Offering the Day

I came across this beautiful Salesian prayer by St. Francis de Sales that I had forgotten. It seems like a perfect way to begin this day - and indeed, any day:

"My God. I offer you this day.
I offer you now,
all that good that I shall do
and I promise to accept,
for love of you,
all the difficulty that I shall meet.
Help me to conduct myself
during this day
in a manner pleasing to you.
Amen."

Let me add these beautiful quotes I found on cards I purchased when I did my spontaneous trip down to Charlottesville this week. They too, are perfect reminders, offerings, and blessings, for every day:

"Let us be grateful for those
who give us happiness;
They are the charming gardeners
who make our souls bloom."
~ Marcel Proust

"Kind hearts are the gardens.
Kind thoughts are the roots.
Kind words are the flowers.
Kind deeds are the fruits.
Take care of your garden
And keep out the weeds,
Fill it with sunshine,
Kind words and kind deeds."
~ Henry Wadsworth Longfellow

"It's a simple procedure to calculate
the number of seeds in an apple.
But who among us can ever say
how many apples are in a seed?"
~ Dr.
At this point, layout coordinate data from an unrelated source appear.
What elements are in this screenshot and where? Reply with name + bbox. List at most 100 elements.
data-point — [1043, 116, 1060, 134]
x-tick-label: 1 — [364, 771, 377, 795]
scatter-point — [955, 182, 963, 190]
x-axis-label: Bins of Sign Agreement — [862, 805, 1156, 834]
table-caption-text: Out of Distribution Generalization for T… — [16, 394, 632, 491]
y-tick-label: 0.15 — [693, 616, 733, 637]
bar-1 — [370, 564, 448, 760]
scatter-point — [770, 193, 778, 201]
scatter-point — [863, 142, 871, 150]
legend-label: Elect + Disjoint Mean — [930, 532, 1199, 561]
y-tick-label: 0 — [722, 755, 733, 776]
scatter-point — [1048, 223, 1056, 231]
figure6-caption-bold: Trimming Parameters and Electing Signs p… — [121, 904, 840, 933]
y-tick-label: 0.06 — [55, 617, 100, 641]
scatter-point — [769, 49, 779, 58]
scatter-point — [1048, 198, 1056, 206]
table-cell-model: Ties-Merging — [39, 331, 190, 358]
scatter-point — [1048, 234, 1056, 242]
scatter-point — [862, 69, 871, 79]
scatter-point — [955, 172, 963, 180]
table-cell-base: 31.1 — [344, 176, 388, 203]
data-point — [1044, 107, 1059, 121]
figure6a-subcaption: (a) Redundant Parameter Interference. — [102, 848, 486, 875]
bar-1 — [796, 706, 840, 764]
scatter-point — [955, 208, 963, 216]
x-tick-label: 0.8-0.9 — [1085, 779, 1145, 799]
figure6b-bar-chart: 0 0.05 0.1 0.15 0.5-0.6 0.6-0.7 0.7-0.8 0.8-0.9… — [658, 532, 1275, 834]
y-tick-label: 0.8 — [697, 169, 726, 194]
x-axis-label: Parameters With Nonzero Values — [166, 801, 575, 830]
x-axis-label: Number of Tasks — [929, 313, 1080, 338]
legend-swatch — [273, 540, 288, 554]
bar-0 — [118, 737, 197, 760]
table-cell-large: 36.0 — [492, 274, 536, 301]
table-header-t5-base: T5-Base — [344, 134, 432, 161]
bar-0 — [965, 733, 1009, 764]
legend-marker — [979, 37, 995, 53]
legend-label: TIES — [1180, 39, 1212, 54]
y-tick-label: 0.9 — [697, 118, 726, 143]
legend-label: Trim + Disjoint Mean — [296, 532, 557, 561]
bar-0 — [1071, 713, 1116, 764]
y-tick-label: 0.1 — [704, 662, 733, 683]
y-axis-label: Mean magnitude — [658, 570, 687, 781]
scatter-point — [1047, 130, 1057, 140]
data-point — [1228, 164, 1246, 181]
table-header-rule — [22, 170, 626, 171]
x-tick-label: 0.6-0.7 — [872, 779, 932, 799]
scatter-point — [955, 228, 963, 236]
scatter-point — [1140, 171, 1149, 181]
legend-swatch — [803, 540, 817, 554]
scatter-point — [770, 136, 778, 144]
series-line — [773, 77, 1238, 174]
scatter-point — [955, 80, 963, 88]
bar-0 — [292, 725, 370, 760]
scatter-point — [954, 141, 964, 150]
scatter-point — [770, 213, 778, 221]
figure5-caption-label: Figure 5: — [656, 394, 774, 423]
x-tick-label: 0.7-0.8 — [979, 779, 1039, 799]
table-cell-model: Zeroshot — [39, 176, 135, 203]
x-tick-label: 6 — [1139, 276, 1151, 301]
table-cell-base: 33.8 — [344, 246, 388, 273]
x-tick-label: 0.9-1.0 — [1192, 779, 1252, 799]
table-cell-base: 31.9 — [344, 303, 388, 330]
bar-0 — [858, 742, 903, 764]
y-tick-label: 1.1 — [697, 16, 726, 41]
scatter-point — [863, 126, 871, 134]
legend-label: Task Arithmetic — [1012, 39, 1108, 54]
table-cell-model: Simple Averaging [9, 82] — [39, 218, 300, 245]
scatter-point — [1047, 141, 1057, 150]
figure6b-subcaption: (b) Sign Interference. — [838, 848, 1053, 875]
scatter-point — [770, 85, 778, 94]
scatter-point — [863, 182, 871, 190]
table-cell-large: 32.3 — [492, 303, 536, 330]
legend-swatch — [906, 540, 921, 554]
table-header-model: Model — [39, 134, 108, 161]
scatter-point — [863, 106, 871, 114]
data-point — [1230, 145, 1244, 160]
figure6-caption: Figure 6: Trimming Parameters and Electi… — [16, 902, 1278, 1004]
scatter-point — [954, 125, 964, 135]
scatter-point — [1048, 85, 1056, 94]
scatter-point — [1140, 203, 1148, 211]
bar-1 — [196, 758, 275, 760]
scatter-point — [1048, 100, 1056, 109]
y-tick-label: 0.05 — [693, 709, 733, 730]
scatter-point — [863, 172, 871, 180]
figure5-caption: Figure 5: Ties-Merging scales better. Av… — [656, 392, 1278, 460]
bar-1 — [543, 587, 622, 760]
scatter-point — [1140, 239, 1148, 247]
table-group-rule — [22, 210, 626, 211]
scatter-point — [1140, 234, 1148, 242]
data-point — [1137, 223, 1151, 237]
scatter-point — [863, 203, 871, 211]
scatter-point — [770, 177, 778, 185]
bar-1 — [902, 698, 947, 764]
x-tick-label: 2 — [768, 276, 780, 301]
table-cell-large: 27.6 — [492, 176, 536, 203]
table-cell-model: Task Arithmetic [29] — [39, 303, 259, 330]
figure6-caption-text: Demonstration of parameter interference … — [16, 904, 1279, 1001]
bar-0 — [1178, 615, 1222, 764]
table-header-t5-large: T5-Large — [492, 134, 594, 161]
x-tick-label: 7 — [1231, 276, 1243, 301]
Wayne W. Dyer

And so, as the inside of the card containing this last quote urges:

"The seeds of greatness are within you.
Each one ready to grow in
countless and wonderful ways."

I add these final thoughts as you embark on your day, or perhaps end it. It does not matter. The invitation is there to begin tomorrow differently:

Today, and every day,
offer your day to God.
Give thanks for everything given
and received, even the challenges--
for they too, have their hidden blessings.

Give thanks for all the souls
that have come into your own
and have helped you become more fully
all that you are meant to be.

Tend the garden of your life.
Sow it with good deeds
and water it with constant repetition.
Become all that you are meant to be--
nothing more
and nothing less,
than an irrepeatable and unique manifestation
of the Presence of God to others.

And as a dear soul friend of mine is so fond of say, "Be well!" For as Julian of Norwich still reminds us today, echoing from the 14th century - "All shall be well, and all manner of things shall be well!"